Car il y a l’importance de limiter les éclosions, mais il y a aussi l’importance de minimiser les impacts sur tout le reste. La santé mentale de la population, l’apprentissage des jeunes, l’importance de la socialisation, font aussi partie de ces impacts. «La pandémie est une chose, mais il y a aussi tout ce qu’on laisse derrière, qu’on repousse et qui s’accumule. Le principe de précaution nous dicte qu’il faut prendre des mesures lorsque la science ne nous donne pas de certitude. Mais le principe de précaution nous dicte aussi de ne pas créer davantage de problèmes que le problème qu’on tente de résoudre.
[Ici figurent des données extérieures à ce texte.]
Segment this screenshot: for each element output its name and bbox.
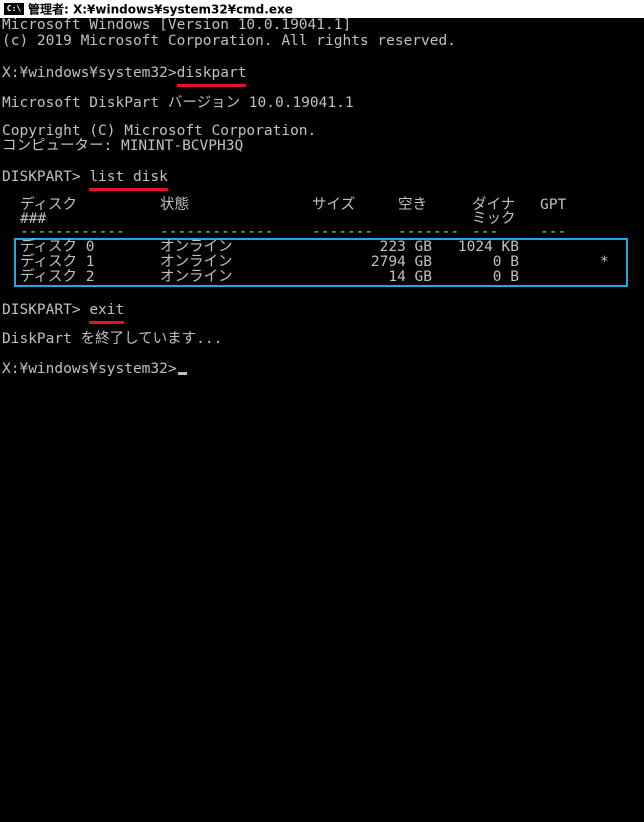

Il faut aussi regarder les impacts à plus long terme et tenter de trouver un équilibre», soutient Jean Barbeau.

L’abandon récent des tests PCR pour la population générale n’a pas de quoi le rassurer, puisqu’on perdra forcément cette capacité de prévoir, mais qu’on enlève également un outil de perspective à la population, qui était habituée de suivre depuis presque deux ans cette évolution, lui assurant du coup de voir comment la situation évolue. Mais Jean Barbeau demeure réaliste: la situation actuelle ne permettait plus de maintenir un aussi grand nombre de tests par jour.

En ce sens, le professeur Barbeau aimerait que le gouvernement recommence à subventionner ces tests PCR qui se faisaient à même les eaux usées des villes, et qui ont démontré dans le passé une grande efficacité quant à la mesure de la présence du virus dans la population. «Ça nous serait grandement utile présentement», est-il d’avis.

La perspective du retour à la normale, Jean Barbeau ne s’y risque plus tellement. Il a appris de cette fois où, sur Twitter, il avait écrit «on va bien finir par s’en sortir», et s’était fait littéralement ramasser par ceux qui n’avaient qu’une question: «Oui, mais quand»?

La vérité, c’est que la science n’a pas encore cette réponse, tout simplement parce qu’elle évolue avec le virus. Et comme l’a écrit Mohamad Safa, représentant aux Nations Unies, dans une récente publication sur Instagram: «La science cherche la vérité. Lorsque la science modifie son opinion, ce n’est pas parce qu’elle vous a menti. C’est parce qu’elle a appris.»

Et si la science ne peut pas encore nous donner avec précision une réponse à savoir «quand?», il faudra tout de même continuer de marcher main dans la main avec elle. Car si elle n’a toujours pas établi cette perspective, elle est encore la mieux placée pour y parvenir la première.